Ketua Perhimpunan Indonesia Tionghoa Jawa Timur, Gatot S.Santoso menuturkan, perayaan capgomeh kini dirayakan komunitas-komunitas tidak hanya oleh masyarakat Tionghoa saja.   Perayaan capgomeh juga meriah, seperti halnya dengan Imlek. Adapun perayaan capgomeh ini menutup serangkaian acara Imlek. 

"Di Tionghoa, jadi petani kembali kerja di sawah karena musim semi cocok untuk kerja. Capgomeh ini sebagai penutup rangkaian acara Imlek. Perayaan Imlek sendiri dimulai seminggu sebelum Imlek,” ujar Gatot saat dihubungi Liputan6.com, Sabtu (8/2/2020).

Nah, perayaan capgomeh ini juga tak lengkap dengan lontong capgomeh. Lontong capgomeh termasuk salah satu akulturasi budaya yang terjadi di Indonesia. Gatot mengatakan, lontong capgomeh merupakan akulturasi budaya Jawa dan Tionghoa. Lontong capgomeh terdiri dari menu lontong, ayam, rebung, bumbu kare, dan lainnya. Hal ini menujukkan pesan mengenai keragaman membuat harmonisasi dalam kehidupan.

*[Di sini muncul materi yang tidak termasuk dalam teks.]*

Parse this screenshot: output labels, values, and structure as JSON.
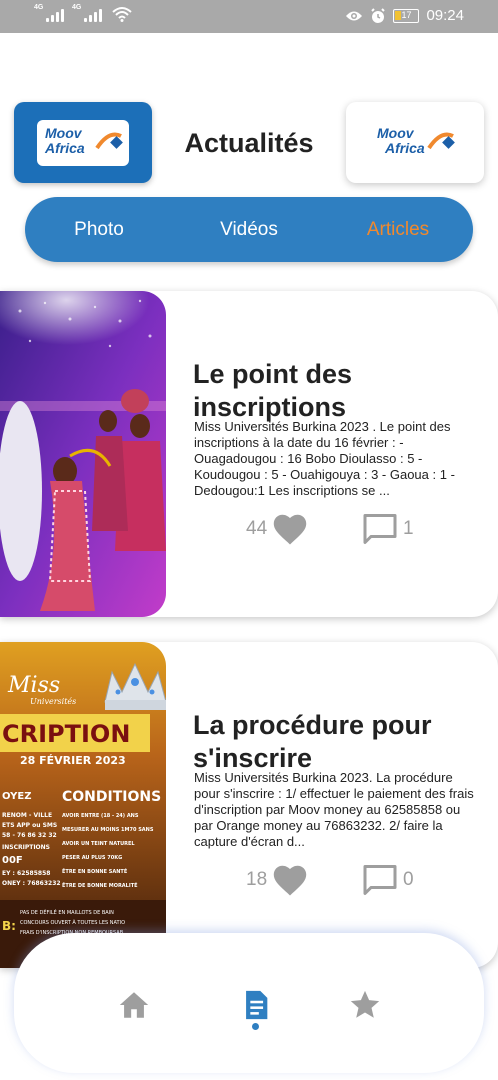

"Banyak ragam bumbu menunjukkan berbeda-beda tetapi bisa jadi satu dalam kuliner. (Perbedaan-red) malah memperat dan harmonisasi dalam kultur. Demikian kehidupan memang seperti itu. Meski berbagai aliran, golongan, bisa harmonis. Itu paling indah dan enak rasanya,” ujar Gatot.

Dosen Arsitektur dan Interior Fakultas Industri Kreatif, Universitas Ciputra Surabaya, Freddy Istanto mengatakan, lontong capgomeh mengekspresikan kekayaan budaya peranakan di Indonesia. Perpaduan dua budaya Tionghoa dan Jawa melahirkan budaya peranakan. "Di China tidak ada kuliner lontong, di Indonesia tidak ada capgomeh. Perpaduan dua budaya China dan Jawa/lokal melahirkan budaya yang anggun dan keren," ujar dia.

Selain lontong capgomeh, ada juga makanan yang identik dengan perayaan capgomeh yaitu ronde. Gatot mengatakan, ronde ini juga disajikan untuk persembahan sembahyang. Ronde menunjukkan kehidupan yang manis. “Orang Tionghoa ingin hidup yang manis, banyak rezeki, dan kesehatan,” kata Gatot.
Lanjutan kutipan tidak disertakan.